Day 6: Wizardry
2020-04-29 22:54:23.819092+02 by Dan Lyke 0 comments
Influential video games, day 6: Wizardry: Proving Grounds of the Mad Overlord
Yeah, top-down dungeon crawlers are great. The idea of RPG-ishness was certainly around. And I was gonna toss Doom and/or Wolfenstein 3d in here, but as soon as I thought about Wolfenstein 3d, I had to think about grid-layout maps with first-person perspectives.
And as soon as I thought about that, I went back to Wizardry.
This was the era of Rogue. ASCII "graphics". Top-down dungeon crawling was just becoming a thing. And suddenly you were moving through a dungeon, first-person view. Those neurons for mapping had to come into play (or you had to have graph paper).
This was D&D come to life. Ish. Kinda. It was a dungeon crawler, but it was also the inspiration for me to try to do my first 3d hidden-line removal, figure out the math to try to draw this sort of an exploration in BASIC.
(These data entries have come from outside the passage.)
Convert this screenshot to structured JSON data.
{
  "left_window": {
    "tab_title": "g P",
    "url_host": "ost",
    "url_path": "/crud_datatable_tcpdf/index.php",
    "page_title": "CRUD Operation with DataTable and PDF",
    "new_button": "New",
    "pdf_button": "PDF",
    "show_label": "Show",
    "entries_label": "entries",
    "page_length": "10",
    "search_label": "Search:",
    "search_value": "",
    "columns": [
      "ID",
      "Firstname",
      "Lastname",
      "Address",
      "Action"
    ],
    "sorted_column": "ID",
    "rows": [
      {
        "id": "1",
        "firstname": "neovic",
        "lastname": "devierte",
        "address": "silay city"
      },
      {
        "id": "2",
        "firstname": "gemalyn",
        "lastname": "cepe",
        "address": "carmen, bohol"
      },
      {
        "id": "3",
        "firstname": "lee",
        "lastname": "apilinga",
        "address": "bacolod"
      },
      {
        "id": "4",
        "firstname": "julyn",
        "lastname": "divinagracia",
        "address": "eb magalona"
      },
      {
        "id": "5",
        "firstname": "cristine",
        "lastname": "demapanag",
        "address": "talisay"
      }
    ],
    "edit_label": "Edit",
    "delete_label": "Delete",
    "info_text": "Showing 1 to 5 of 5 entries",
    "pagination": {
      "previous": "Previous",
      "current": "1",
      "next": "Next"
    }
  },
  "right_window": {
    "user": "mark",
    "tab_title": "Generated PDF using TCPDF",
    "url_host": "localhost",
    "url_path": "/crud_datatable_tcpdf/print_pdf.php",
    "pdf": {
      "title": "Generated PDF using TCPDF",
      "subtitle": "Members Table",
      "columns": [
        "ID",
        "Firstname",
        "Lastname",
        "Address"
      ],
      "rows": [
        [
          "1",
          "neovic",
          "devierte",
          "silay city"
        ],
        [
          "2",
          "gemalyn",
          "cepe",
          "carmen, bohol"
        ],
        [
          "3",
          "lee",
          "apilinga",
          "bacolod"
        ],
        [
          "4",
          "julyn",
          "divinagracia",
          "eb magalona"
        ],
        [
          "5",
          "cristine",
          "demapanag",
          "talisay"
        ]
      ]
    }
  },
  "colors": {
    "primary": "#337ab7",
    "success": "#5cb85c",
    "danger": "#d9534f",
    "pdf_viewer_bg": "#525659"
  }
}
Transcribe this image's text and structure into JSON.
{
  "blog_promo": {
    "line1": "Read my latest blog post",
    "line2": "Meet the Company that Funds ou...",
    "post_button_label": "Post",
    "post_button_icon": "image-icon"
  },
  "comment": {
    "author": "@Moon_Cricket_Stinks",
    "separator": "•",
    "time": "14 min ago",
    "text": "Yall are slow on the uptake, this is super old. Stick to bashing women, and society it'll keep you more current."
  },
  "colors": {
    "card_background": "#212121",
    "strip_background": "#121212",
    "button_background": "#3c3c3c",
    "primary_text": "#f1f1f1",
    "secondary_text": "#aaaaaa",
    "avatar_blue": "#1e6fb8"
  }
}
And when Wolfenstein 3d came out there was the moment of "whoah, doing the perspective divide once per vertical scan line is brilliant", and when Doom came out it was like "yeah, whatever, BSP trees are cool and you still only have to do the perspective divide once per vertical scan line".
Whatever the issues with gameplay, or the fact that almost everyone who finished it used a sector editor on the saved game to give themselves buffs (or did the "flip open the floppy drive real quick if the party dies to keep it from saving the deaths" thing), this was a 3d virtual world on a microcomputer.